# TOO SEXY!



## BedlamBully (Jun 6, 2008)

Combat finally got a REAL harness. And after trying to eat it for about five minutes he settled into it and walked around without a problem. But HOT DAMN he looks sexy in this thing!

My almost all growd up sexy SEXY boy. (Steph and Jeff I so love you guys for him)
(there was s smudge on the lens on some of them, sorry)
































I am not amused with your flashy box woman!


----------



## ~StangChick~ (Jan 1, 2009)

Yeah he is the shizzznit....looks great!!


----------



## PullDawgPits (Apr 15, 2008)

Combat is a SEXY boy!!!!!!!!

Lovin the silver on him, and you are more than welcome! We are so happy that you enjoy him so much and that you are such a good home for him.

Stephanie


----------



## LiiL_L0cz_Red_N0se (Sep 15, 2008)

wow that is one sexy guy!  that is a good harness too... nice i cant wait to see him pulling some weight at comps!!!


----------



## Bleu Clair (Jun 14, 2008)

Oooh, he is a sexy boy! That harness and collar look great on him.


----------



## American_Pit13 (Apr 23, 2007)

HA! I was just commenting on his new harness in my pic thread lol.. Glad you put some pics up so we could see the whole thing. Looks great! You buy that or make it?


----------



## BedlamBully (Jun 6, 2008)

I don't make harnesses  Its from

Welcome to Tablerock APBTs and Harnesses!
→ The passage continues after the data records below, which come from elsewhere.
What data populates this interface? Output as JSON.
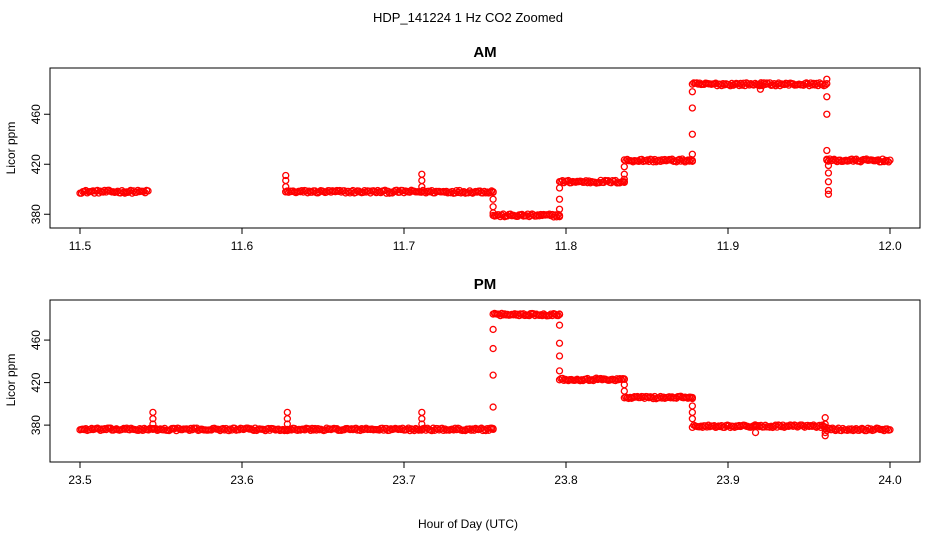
{
  "title": "HDP_141224  1 Hz CO2 Zoomed",
  "xlabel": "Hour of Day (UTC)",
  "chart_data": [
    {
      "type": "scatter",
      "title": "AM",
      "ylabel": "Licor ppm",
      "xlim": [
        11.5,
        12.0
      ],
      "ylim": [
        373,
        493
      ],
      "xticks": [
        "11.5",
        "11.6",
        "11.7",
        "11.8",
        "11.9",
        "12.0"
      ],
      "yticks": [
        "380",
        "420",
        "460"
      ],
      "marker": "circle-open",
      "color": "#ff0000",
      "segments": [
        {
          "x": [
            11.5,
            11.542
          ],
          "y": 398
        },
        {
          "x": [
            11.627,
            11.755
          ],
          "y": 398
        },
        {
          "x": [
            11.755,
            11.796
          ],
          "y": 379
        },
        {
          "x": [
            11.796,
            11.836
          ],
          "y": 406
        },
        {
          "x": [
            11.836,
            11.878
          ],
          "y": 423
        },
        {
          "x": [
            11.878,
            11.961
          ],
          "y": 484
        },
        {
          "x": [
            11.961,
            12.0
          ],
          "y": 423
        }
      ],
      "spikes": [
        {
          "x": 11.627,
          "y": [
            398,
            402,
            407,
            411
          ]
        },
        {
          "x": 11.711,
          "y": [
            398,
            402,
            407,
            412
          ]
        },
        {
          "x": 11.755,
          "y": [
            398,
            392,
            386,
            381
          ]
        },
        {
          "x": 11.796,
          "y": [
            379,
            384,
            392,
            401
          ]
        },
        {
          "x": 11.836,
          "y": [
            406,
            408,
            412,
            418
          ]
        },
        {
          "x": 11.878,
          "y": [
            423,
            428,
            444,
            465,
            478
          ]
        },
        {
          "x": 11.92,
          "y": [
            484,
            480
          ]
        },
        {
          "x": 11.961,
          "y": [
            488,
            474,
            460,
            431,
            424
          ]
        },
        {
          "x": 11.962,
          "y": [
            419,
            413,
            406,
            399,
            396
          ]
        }
      ]
    },
    {
      "type": "scatter",
      "title": "PM",
      "ylabel": "Licor ppm",
      "xlim": [
        23.5,
        24.0
      ],
      "ylim": [
        350,
        493
      ],
      "xticks": [
        "23.5",
        "23.6",
        "23.7",
        "23.8",
        "23.9",
        "24.0"
      ],
      "yticks": [
        "380",
        "420",
        "460"
      ],
      "marker": "circle-open",
      "color": "#ff0000",
      "segments": [
        {
          "x": [
            23.5,
            23.755
          ],
          "y": 376
        },
        {
          "x": [
            23.755,
            23.796
          ],
          "y": 484
        },
        {
          "x": [
            23.796,
            23.836
          ],
          "y": 423
        },
        {
          "x": [
            23.836,
            23.878
          ],
          "y": 406
        },
        {
          "x": [
            23.878,
            23.96
          ],
          "y": 379
        },
        {
          "x": [
            23.96,
            24.0
          ],
          "y": 376
        }
      ],
      "spikes": [
        {
          "x": 23.545,
          "y": [
            376,
            381,
            386,
            392
          ]
        },
        {
          "x": 23.628,
          "y": [
            376,
            381,
            386,
            392
          ]
        },
        {
          "x": 23.711,
          "y": [
            376,
            381,
            386,
            392
          ]
        },
        {
          "x": 23.755,
          "y": [
            376,
            397,
            427,
            452,
            470
          ]
        },
        {
          "x": 23.796,
          "y": [
            484,
            474,
            457,
            445,
            431
          ]
        },
        {
          "x": 23.836,
          "y": [
            423,
            418,
            412
          ]
        },
        {
          "x": 23.878,
          "y": [
            406,
            398,
            392,
            386
          ]
        },
        {
          "x": 23.917,
          "y": [
            379,
            373
          ]
        },
        {
          "x": 23.96,
          "y": [
            370,
            373,
            381,
            387
          ]
        }
      ]
    }
  ]
}
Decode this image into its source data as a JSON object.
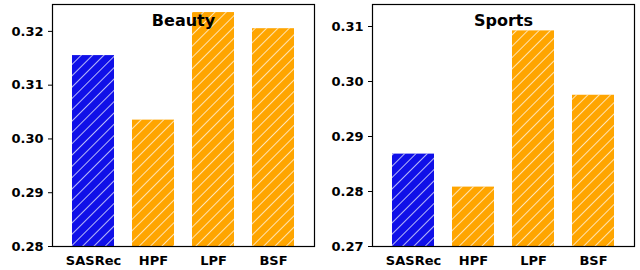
{
  "chart_data": [
    {
      "type": "bar",
      "title": "Beauty",
      "categories": [
        "SASRec",
        "HPF",
        "LPF",
        "BSF"
      ],
      "values": [
        0.3155,
        0.3035,
        0.3235,
        0.3205
      ],
      "colors": [
        "#1010e8",
        "#ffa500",
        "#ffa500",
        "#ffa500"
      ],
      "ylim": [
        0.28,
        0.325
      ],
      "yticks": [
        0.28,
        0.29,
        0.3,
        0.31,
        0.32
      ],
      "grid": false
    },
    {
      "type": "bar",
      "title": "Sports",
      "categories": [
        "SASRec",
        "HPF",
        "LPF",
        "BSF"
      ],
      "values": [
        0.2868,
        0.2808,
        0.3092,
        0.2975
      ],
      "colors": [
        "#1010e8",
        "#ffa500",
        "#ffa500",
        "#ffa500"
      ],
      "ylim": [
        0.27,
        0.314
      ],
      "yticks": [
        0.27,
        0.28,
        0.29,
        0.3,
        0.31
      ],
      "grid": false
    }
  ]
}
Thanks for the comments all I will pass them along hehe


----------



## Elvisfink (Oct 13, 2008)

He looks GREAT as usual. I love that dog!!!! I like the harness on him. Mate black with silver just like a classic hot rod!


----------



## smokey_joe (Oct 14, 2005)

he's one handsome fella.


----------



## American_Pit13 (Apr 23, 2007)

Anyone ever notice his eyes? Its like bedlam is the paparazzi, and he just is getting board cause he know hes the shit lol..I have a feeling he gets followed around more with that camera then we see:rofl:


----------



## meganc66 (Mar 6, 2009)

He is sooooo one of my favorites on the site, he is SO gorgeous. i would eat him up =] (nicely.... of course >> <<)

Seriously, though... he is BEAUTIFUL!


----------



## dan'sgrizz (Oct 22, 2008)

DAAAAAAAMN combat looks AMAZING!


----------



## Patch-O-Pits (Jan 12, 2008)

Very handsome in the harness


----------



## pitbull learner (Sep 16, 2008)

DAAAAAAMMMMMM!!! HES LOOKING GOOD IN THAT HARNESS.....HE SO SUIT SILVER..HEHE...


----------



## Cain714 (Nov 9, 2008)

Combat looks awsome in that silver harness, i cant wait to see him pulling some weight. Thanks for sharing Christy, and i love the dedication you have for this breed.


----------



## reddoggy (Jan 31, 2008)

This is a family site BedlamBully..... You can't post provacative pix like these! LOL Looking good yo!


----------